Pierre Moscovici, ministre de l'Economie et des Finances, à la sortie d'un conseils des ministres le 6 mars 2013.
Pierre Moscovici, ministre de l'Economie et des Finances, à la sortie d'un conseils des ministres le 6 mars 2013. — V. WARTNER / 20 MINUTES

FISCALITÉ

Taxe sur les transaction financières: Moscovici veut «aller vite et fort»

oncernant son affectation, le ministre s'est contenté d'avancer des pistes...

Le ministre de l’Économie, Pierre Moscovici, a affirmé ce mardi que le gouvernement voulait «aller vite et fort» dans la mise en place d'une taxe sur les transactions financières, qui a reçu le soutien de onze pays européens.

«Nous voulons aller vite, nous voulons aller fort. C'est un objectif politique majeur (qui) est soutenu par toute la majorité», a déclaré Moscovici, lors des questions au gouvernement à l'Assemblée nationale. «Nous souhaitons une assiette large qui porte évidemment sur les devises, c'est la taxe Tobin, mais aussi certaines transactions sur (produits) dérivés, parce que c'est là où se niche la spéculation», a-t-il ajouté.

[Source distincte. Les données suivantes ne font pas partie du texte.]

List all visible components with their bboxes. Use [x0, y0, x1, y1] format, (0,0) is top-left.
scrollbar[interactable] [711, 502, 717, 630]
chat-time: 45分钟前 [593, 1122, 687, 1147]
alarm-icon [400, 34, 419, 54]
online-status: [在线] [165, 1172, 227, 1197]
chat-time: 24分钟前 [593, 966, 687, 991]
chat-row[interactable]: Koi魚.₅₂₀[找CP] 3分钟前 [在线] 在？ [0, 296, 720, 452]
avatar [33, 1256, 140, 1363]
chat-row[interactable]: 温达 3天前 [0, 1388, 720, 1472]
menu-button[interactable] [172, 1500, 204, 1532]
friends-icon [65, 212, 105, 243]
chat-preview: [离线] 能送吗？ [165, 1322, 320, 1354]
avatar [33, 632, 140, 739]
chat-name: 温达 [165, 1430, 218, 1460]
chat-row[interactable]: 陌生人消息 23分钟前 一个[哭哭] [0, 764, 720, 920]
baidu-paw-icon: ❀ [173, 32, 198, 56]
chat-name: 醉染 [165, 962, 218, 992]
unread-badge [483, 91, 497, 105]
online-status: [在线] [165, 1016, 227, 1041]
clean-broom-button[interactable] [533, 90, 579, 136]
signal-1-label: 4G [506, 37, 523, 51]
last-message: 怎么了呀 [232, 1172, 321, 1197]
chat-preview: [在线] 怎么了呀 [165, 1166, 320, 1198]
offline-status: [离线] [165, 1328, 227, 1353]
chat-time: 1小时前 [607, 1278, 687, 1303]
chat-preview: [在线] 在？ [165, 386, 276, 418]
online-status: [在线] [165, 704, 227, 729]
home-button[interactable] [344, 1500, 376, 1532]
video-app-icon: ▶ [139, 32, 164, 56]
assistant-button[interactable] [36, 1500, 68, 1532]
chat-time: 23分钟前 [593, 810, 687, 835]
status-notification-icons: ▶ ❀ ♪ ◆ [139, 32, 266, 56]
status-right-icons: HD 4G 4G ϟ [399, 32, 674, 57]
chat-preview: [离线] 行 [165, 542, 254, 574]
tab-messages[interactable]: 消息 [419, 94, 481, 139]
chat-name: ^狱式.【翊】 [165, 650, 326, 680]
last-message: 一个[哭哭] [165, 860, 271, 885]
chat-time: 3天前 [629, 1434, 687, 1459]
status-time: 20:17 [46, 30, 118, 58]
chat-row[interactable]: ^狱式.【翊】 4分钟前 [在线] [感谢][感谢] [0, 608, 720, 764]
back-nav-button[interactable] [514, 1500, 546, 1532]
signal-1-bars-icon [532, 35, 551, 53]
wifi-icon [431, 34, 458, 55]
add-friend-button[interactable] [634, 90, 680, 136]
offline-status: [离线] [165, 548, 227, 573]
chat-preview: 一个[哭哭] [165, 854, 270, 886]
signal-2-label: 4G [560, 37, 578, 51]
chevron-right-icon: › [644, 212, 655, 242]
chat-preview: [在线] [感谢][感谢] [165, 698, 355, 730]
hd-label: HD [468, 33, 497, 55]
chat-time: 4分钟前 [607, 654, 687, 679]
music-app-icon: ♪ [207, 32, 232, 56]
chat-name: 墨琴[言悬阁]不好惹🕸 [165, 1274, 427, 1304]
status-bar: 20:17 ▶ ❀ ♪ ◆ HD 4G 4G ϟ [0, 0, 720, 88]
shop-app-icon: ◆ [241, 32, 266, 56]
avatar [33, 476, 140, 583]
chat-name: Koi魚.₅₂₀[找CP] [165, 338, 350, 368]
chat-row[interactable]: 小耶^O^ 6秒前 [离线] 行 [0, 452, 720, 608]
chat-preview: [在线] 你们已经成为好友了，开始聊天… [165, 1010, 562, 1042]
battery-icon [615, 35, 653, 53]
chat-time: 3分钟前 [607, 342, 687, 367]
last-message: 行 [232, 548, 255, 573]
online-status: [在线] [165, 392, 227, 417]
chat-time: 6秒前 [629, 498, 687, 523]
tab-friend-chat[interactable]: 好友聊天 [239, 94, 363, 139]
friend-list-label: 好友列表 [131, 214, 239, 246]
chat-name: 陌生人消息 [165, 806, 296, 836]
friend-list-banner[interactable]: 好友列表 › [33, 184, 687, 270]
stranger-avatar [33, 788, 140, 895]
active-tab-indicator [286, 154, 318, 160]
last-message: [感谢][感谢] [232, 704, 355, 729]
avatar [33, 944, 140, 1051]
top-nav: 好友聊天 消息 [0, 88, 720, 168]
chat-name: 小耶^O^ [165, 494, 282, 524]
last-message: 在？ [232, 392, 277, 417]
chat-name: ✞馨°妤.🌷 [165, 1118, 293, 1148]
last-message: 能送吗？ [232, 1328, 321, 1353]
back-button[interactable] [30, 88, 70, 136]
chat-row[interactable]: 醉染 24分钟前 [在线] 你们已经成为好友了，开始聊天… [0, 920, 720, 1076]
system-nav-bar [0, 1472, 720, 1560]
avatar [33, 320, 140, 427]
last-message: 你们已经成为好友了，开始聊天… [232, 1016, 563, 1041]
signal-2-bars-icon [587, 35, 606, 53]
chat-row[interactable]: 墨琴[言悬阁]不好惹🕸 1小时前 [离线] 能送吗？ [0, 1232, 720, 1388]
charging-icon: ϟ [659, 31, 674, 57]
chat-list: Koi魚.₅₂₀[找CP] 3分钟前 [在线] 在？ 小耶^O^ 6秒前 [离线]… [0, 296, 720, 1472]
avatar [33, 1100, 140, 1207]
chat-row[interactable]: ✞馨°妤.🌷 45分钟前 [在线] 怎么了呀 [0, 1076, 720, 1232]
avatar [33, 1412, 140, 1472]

Concernant son affectation, le ministre s'est contenté d'avancer des pistes. «Il est encore tôt pour aller dans les détails», a-t-il indiqué, mais «je dirais qu'il y a au moins deux choses qui peuvent être visées: d'abord une partie doit être affectée au développement et puis une deuxième partie a l'économie».

«Ce matin, le président de la République, s'agissant du chômage des jeunes, évoquait l'éventualité d'en affecter une partie à un budget de la zone euro qui serait contra-cyclique», a-t-il souligné. La taxe sur les transactions financières avait franchi une étape majeure fin janvier avec l'aval de l'Union européenne à son lancement par onze Etats membres, mais le taux, l'assiette et l'affectation de cette taxe restent à préciser.

Il s'agit de la France, l'Allemagne, la Belgique, le Portugal, la Slovénie, l'Autriche, la Grèce, l'Italie, l'Espagne, la Slovaquie et l'Estonie. Cette taxe devrait générer des recettes de l'ordre de 30 à 35 milliards d'euros par an, selon la Commission européenne et devrait être mise en oeuvre au mieux «fin 2014», selon Moscovici.